Societe Generale analysts highlight that the Japanese Yen remains significantly undervalued against the US Dollar, with the current USD/JPY exchange rate far above its purchasing power parity (PPP) fair value, which they estimate to be near 95 [1]. Despite this, the Yen continues to serve as a 'carry currency' due to its rate differential with other central banks, making it attractive for carry trades, although the advantage is less pronounced than in the past [1].
The analysts note that recent spikes in USD/JPY towards the 160 level were met with foreign exchange interventions, which only temporarily halted the Yen's depreciation [1]. They also point to a surging Nikkei index as a potential sign of improvement in Japan's economy, suggesting that the market's complacency with short-Yen positions could be at risk if Japanese authorities take action to guide USD/JPY lower [1].

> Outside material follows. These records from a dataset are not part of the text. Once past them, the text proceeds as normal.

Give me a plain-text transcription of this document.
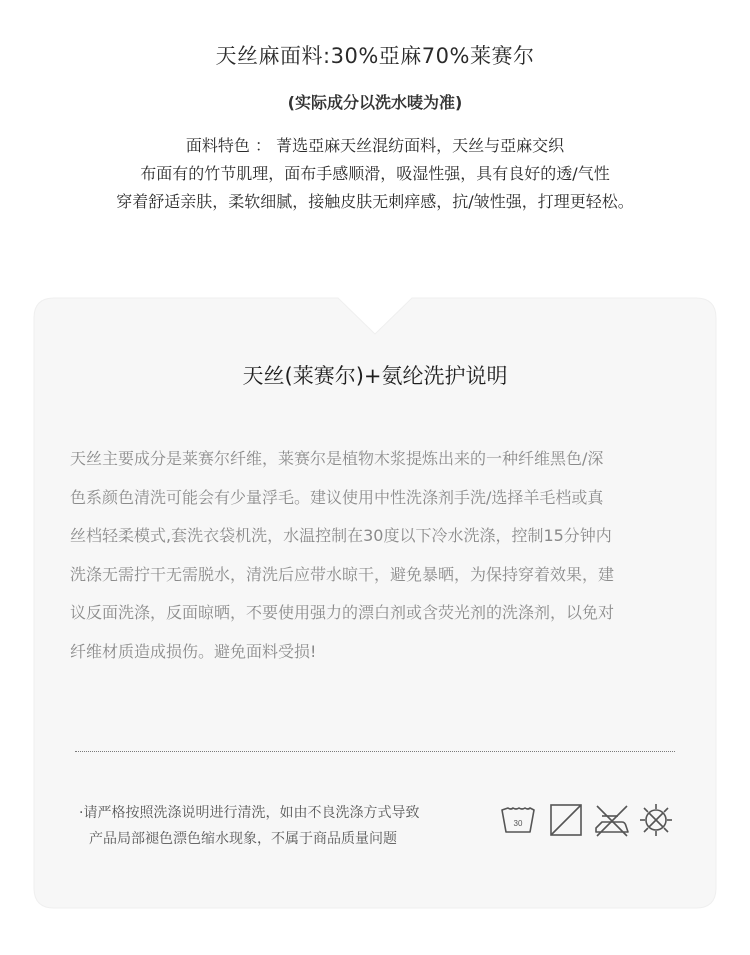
天丝麻面料:30%亞麻70%莱赛尔
(实际成分以洗水唛为准)
面料特色 ： 菁选亞麻天丝混纺面料，天丝与亞麻交织
布面有的竹节肌理，面布手感顺滑，吸湿性强，具有良好的透/气性
穿着舒适亲肤，柔软细腻，接触皮肤无刺痒感，抗/皱性强，打理更轻松。
天丝(莱赛尔)+氨纶洗护说明
天丝主要成分是莱赛尔纤维，莱赛尔是植物木浆提炼出来的一种纤维黑色/深
色系颜色清洗可能会有少量浮毛。建议使用中性洗涤剂手洗/选择羊毛档或真
丝档轻柔模式,套洗衣袋机洗，水温控制在30度以下冷水洗涤，控制15分钟内
洗涤无需拧干无需脱水，清洗后应带水晾干，避免暴晒，为保持穿着效果，建
议反面洗涤，反面晾晒，不要使用强力的漂白剂或含荧光剂的洗涤剂，以免对
纤维材质造成损伤。避免面料受损!
·请严格按照洗涤说明进行清洗，如由不良洗涤方式导致
产品局部褪色漂色缩水现象，不属于商品质量问题
30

Societe Generale suggests that the Bank of Japan (BoJ) and the Ministry of Finance (MoF) may intervene to help USD/JPY fall, but likely only to the 150 level, rather than the 140 level seen in previous corrections [1]. This indicates a possible shift in policy stance, which could impact carry trade strategies and market positioning [1].
CONCLUSION
Societe Generale sees the Yen as deeply undervalued and warns that persistent carry trades could be vulnerable if Japanese authorities act to strengthen the currency. While interventions have so far only provided temporary relief, a policy shift guiding USD/JPY toward 150 could disrupt current market dynamics. Investors should be cautious of complacency in short-Yen positions.